Tessa.obj = build_kernelMatrix(Tessa.obj)
## Found more than one class "dist" in cache; using the first, from namespace 'BiocGenerics'
## Also defined by 'spam'
## Found more than one class "dist" in cache; using the first, from namespace 'BiocGenerics'
## Also defined by 'spam'
We first run stage 1 overall test to identify unified TSVGs (uTSVGs),
refers to genes exhibits either temporal and spatial patterns.
run_Test1()
run stage 1 test for all lineages in the
metadata and get_Test1_result()
extracts the p-value
restult. To address the double dipping issue, refers that genes used
twice for both pseudotime estimation and testing, leading to seriously
inflated type I errors, we apply Leave-One-Out(LOO) correction by
setting parameter as LOO = TRUE
. The genes with
< 0.05
are idenfied as uTSVGs.
system.time(
Tessa.obj <- run_Test1(Tessa.obj,LOO = FALSE, npcs = 10)
)
## Identifying uTSVGs for lineage1 ...
## Identifying uTSVGs for lineage2 ...
## user system elapsed
## 330.792 2.869 236.711
system.time(
Tessa.obj <- run_Test1(Tessa.obj, LOO = TRUE, npcs = 10)
)
## Identifying uTSVGs for lineage1 ...
## Identifying uTSVGs for lineage2 ...
## user system elapsed
## 3122.051 25.690 659.479
uTSVGs_result <- get_Test1_result(Tessa.obj) %>% filter(pvs_adj_LOO < 0.05)
head(uTSVGs_result)
## geneid pvs pvs_adj pvs_LOO pvs_adj_LOO lineage
## 1 HES4 1.555476e-08 6.318679e-07 1.555476e-08 6.318679e-07 lineage1
## 2 ISG15 7.886800e-32 6.293653e-30 7.886800e-32 6.284532e-30 lineage1
## 3 AGRN 0.000000e+00 0.000000e+00 0.000000e+00 0.000000e+00 lineage1
## 4 TNFRSF4 3.572649e-06 1.100766e-04 3.572649e-06 1.100766e-04 lineage1
## 5 UBE2J2 9.039010e-04 1.931533e-02 9.039010e-04 1.931533e-02 lineage1
## 6 INTS11 1.616058e-04 3.953469e-03 1.616058e-04 3.953469e-03 lineage1
## uTSVGs for each lineage
uTSVGs_list <- split(uTSVGs_result$geneid, uTSVGs_result$lineage)
str(uTSVGs_list)
## List of 2
## $ lineage1: chr [1:5643] "HES4" "ISG15" "AGRN" "TNFRSF4" ...
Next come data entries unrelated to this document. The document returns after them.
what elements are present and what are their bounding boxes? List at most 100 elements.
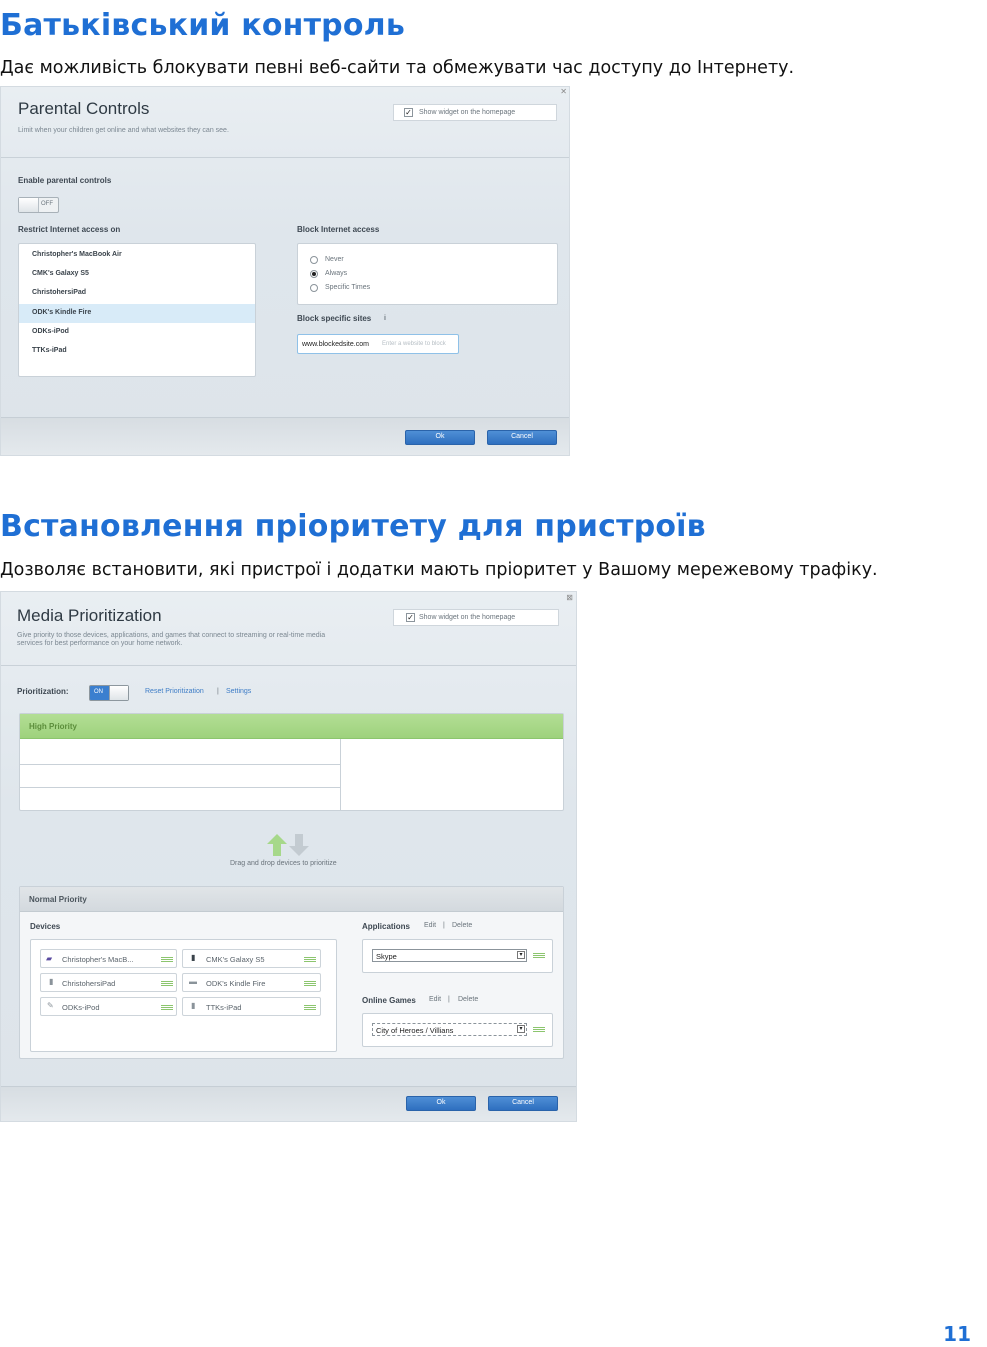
high-priority-panel: High Priority: [19, 713, 564, 811]
page-title: Parental Controls: [18, 99, 150, 118]
drag-handle-icon[interactable]: [533, 953, 545, 958]
parental-toggle[interactable]: OFF: [18, 197, 59, 213]
header-divider: [1, 157, 569, 158]
ereader-icon: ▬: [189, 977, 197, 986]
reset-prioritization-link[interactable]: Reset Prioritization: [145, 688, 204, 695]
device-item[interactable]: Christopher's MacBook Air: [19, 246, 255, 265]
dialog-footer: Ok Cancel: [1, 417, 569, 455]
block-site-placeholder: Enter a website to block: [382, 341, 446, 347]
device-card[interactable]: ▮ TTKs-iPad: [182, 997, 321, 1016]
show-widget-checkbox[interactable]: ✓: [404, 108, 413, 117]
show-widget-label: Show widget on the homepage: [419, 109, 516, 116]
close-icon[interactable]: ⊠: [566, 593, 573, 602]
prioritization-toggle[interactable]: ON: [89, 685, 129, 701]
applications-area: Skype ▾: [362, 939, 553, 973]
device-item-selected[interactable]: ODK's Kindle Fire: [19, 304, 255, 323]
applications-edit-link[interactable]: Edit: [424, 922, 436, 929]
tablet-icon: ▮: [49, 977, 54, 986]
high-priority-label: High Priority: [29, 722, 78, 731]
device-card[interactable]: ▮ CMK's Galaxy S5: [182, 949, 321, 968]
block-site-field[interactable]: www.blockedsite.com Enter a website to b…: [297, 334, 459, 354]
show-widget-checkbox[interactable]: ✓: [406, 613, 415, 622]
restrict-label: Restrict Internet access on: [18, 225, 121, 234]
drag-handle-icon[interactable]: [161, 981, 173, 986]
drag-handle-icon[interactable]: [304, 957, 316, 962]
devices-area: ▰ Christopher's MacB... ▮ CMK's Galaxy S…: [30, 939, 337, 1052]
radio-never[interactable]: [310, 256, 318, 264]
option-never-label: Never: [325, 256, 344, 263]
drag-handle-icon[interactable]: [304, 1005, 316, 1010]
show-widget-box[interactable]: ✓ Show widget on the homepage: [393, 104, 557, 121]
normal-priority-panel: Normal Priority Devices ▰ Christopher's …: [19, 886, 564, 1059]
device-item[interactable]: ChristohersiPad: [19, 284, 255, 303]
phone-icon: ▮: [191, 953, 196, 962]
row-line: [20, 764, 340, 765]
header-divider: [1, 665, 576, 666]
page-title: Media Prioritization: [17, 606, 162, 625]
toggle-state: ON: [94, 689, 103, 695]
drag-handle-icon[interactable]: [304, 981, 316, 986]
applications-delete-link[interactable]: Delete: [452, 922, 472, 929]
applications-label: Applications: [362, 922, 411, 931]
column-divider: [340, 739, 341, 810]
page-subtitle-line2: services for best performance on your ho…: [17, 640, 183, 647]
device-card[interactable]: ▰ Christopher's MacB...: [40, 949, 177, 968]
drag-handle-icon[interactable]: [533, 1027, 545, 1032]
media-prioritization-screenshot: ⊠ Media Prioritization Give priority to …: [0, 591, 577, 1122]
device-list: Christopher's MacBook Air CMK's Galaxy S…: [18, 243, 256, 377]
page-subtitle-line1: Give priority to those devices, applicat…: [17, 632, 326, 639]
high-priority-header: High Priority: [20, 714, 563, 739]
drag-hint: Drag and drop devices to prioritize: [230, 860, 337, 867]
game-select[interactable]: City of Heroes / Villians ▾: [372, 1023, 527, 1036]
application-select[interactable]: Skype ▾: [372, 949, 527, 962]
section-description-parental: Дає можливість блокувати певні веб-сайти…: [0, 58, 795, 78]
device-card[interactable]: ▮ ChristohersiPad: [40, 973, 177, 992]
device-item[interactable]: CMK's Galaxy S5: [19, 265, 255, 284]
link-separator: |: [448, 996, 450, 1003]
section-heading-parental: Батьківський контроль: [0, 8, 406, 43]
parental-controls-screenshot: ✕ Parental Controls Limit when your chil…: [0, 86, 570, 456]
info-icon[interactable]: i: [384, 315, 386, 322]
games-edit-link[interactable]: Edit: [429, 996, 441, 1003]
prioritization-label: Prioritization:: [17, 687, 69, 696]
block-sites-label: Block specific sites: [297, 314, 372, 323]
normal-priority-header: Normal Priority: [20, 887, 563, 912]
media-player-icon: ✎: [47, 1001, 54, 1010]
games-delete-link[interactable]: Delete: [458, 996, 478, 1003]
online-games-label: Online Games: [362, 996, 416, 1005]
cancel-button[interactable]: Cancel: [488, 1096, 558, 1111]
device-item[interactable]: TTKs-iPad: [19, 342, 255, 361]
page-number: 11: [943, 1322, 971, 1346]
section-description-prioritization: Дозволяє встановити, які пристрої і дода…: [0, 560, 878, 580]
device-card[interactable]: ✎ ODKs-iPod: [40, 997, 177, 1016]
device-card[interactable]: ▬ ODK's Kindle Fire: [182, 973, 321, 992]
ok-button[interactable]: Ok: [406, 1096, 476, 1111]
page-subtitle: Limit when your children get online and …: [18, 127, 229, 134]
radio-specific-times[interactable]: [310, 284, 318, 292]
show-widget-box[interactable]: ✓ Show widget on the homepage: [393, 609, 559, 626]
link-separator: |: [443, 922, 445, 929]
devices-label: Devices: [30, 922, 61, 931]
drag-handle-icon[interactable]: [161, 957, 173, 962]
chevron-down-icon: ▾: [517, 951, 525, 959]
drag-arrows-icon: [267, 834, 309, 856]
settings-link[interactable]: Settings: [226, 688, 251, 695]
chevron-down-icon: ▾: [517, 1025, 525, 1033]
ok-button[interactable]: Ok: [405, 430, 475, 445]
section-heading-prioritization: Встановлення пріоритету для пристроїв: [0, 509, 706, 544]
block-access-label: Block Internet access: [297, 225, 380, 234]
row-line: [20, 787, 340, 788]
normal-priority-label: Normal Priority: [29, 895, 87, 904]
block-site-value: www.blockedsite.com: [302, 341, 369, 348]
show-widget-label: Show widget on the homepage: [419, 614, 516, 621]
radio-always[interactable]: [310, 270, 318, 278]
close-icon[interactable]: ✕: [560, 87, 567, 96]
dialog-footer: Ok Cancel: [1, 1086, 576, 1121]
cancel-button[interactable]: Cancel: [487, 430, 557, 445]
tablet-icon: ▮: [191, 1001, 196, 1010]
block-access-options: Never Always Specific Times: [297, 243, 558, 305]
games-area: City of Heroes / Villians ▾: [362, 1013, 553, 1047]
enable-parental-label: Enable parental controls: [18, 176, 112, 185]
drag-handle-icon[interactable]: [161, 1005, 173, 1010]
device-item[interactable]: ODKs-iPod: [19, 323, 255, 342]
## $ lineage2: chr [1:6605] "HES4" "ISG15" "AGRN" "C1orf159" ...
## uTSVGs for all lineages
uTSVGs <- unique(unlist(uTSVGs_list))
We could further dissect whether a uTSVG is temporally variable
gene(TVG), or spatially variable gene(SVG) by conduction stage 2
individual test. To save time, here we run stage 2 test for 2 genes by
run_Test2_lineage()
as a quick demo.
system.time(
Tessa.obj <- run_Test2_lineage(Tessa.obj, LOO = TRUE,lineage = 'lineage1',genes = c("HES4", "ISG15"))
)
## run Test2 on user defined 2 uTSVGs on lineage1
## user system elapsed
## 73.780 2.913 35.822
Test2_result <- get_Test2_result(Tessa.obj)
Test2_result
## geneid TVG_pvs TVG_pvs_adj SVG_pvs SVG_pvs_adj
## 1 HES4 0.427729880169835 0.6415948 9.67304871006445e-17 2.901915e-16
## 2 ISG15 0.112403134734778 0.3372094 1.27758564218014e-12 1.916378e-12
## 3 <NA> <NA> NA <NA> NA
## lineage
## 1 lineage1
## 2 lineage1
## 3 lineage2
Double dipping issue, refers that genes used twice for both pseudotime estimation and testing, leading to seriously inflated type I errors. To address it, LOO is based on a simple gene-splitting idea that if we want to test gene A, we re-estimate the pseudotime without gene A. In theory, LOO can be applied to any pseudotime estimation algorithm, but in practice, we set Slingshot as the default pseudotime estimation algorithm to apply LOO correction in Tessa package. To construct a meaningful pseudotime and reduce the confounding between spatial and temporal effect, we recommend user to infer pseudotime using gene expression based pseudotime inference method like Slingshot, with a concise and strong signature genes. For example, in this PDAC sample, we are interested in the ductal tumor progression, so we choose 31 signature genes related to normal ductal, tumor ductal and stromaCAF.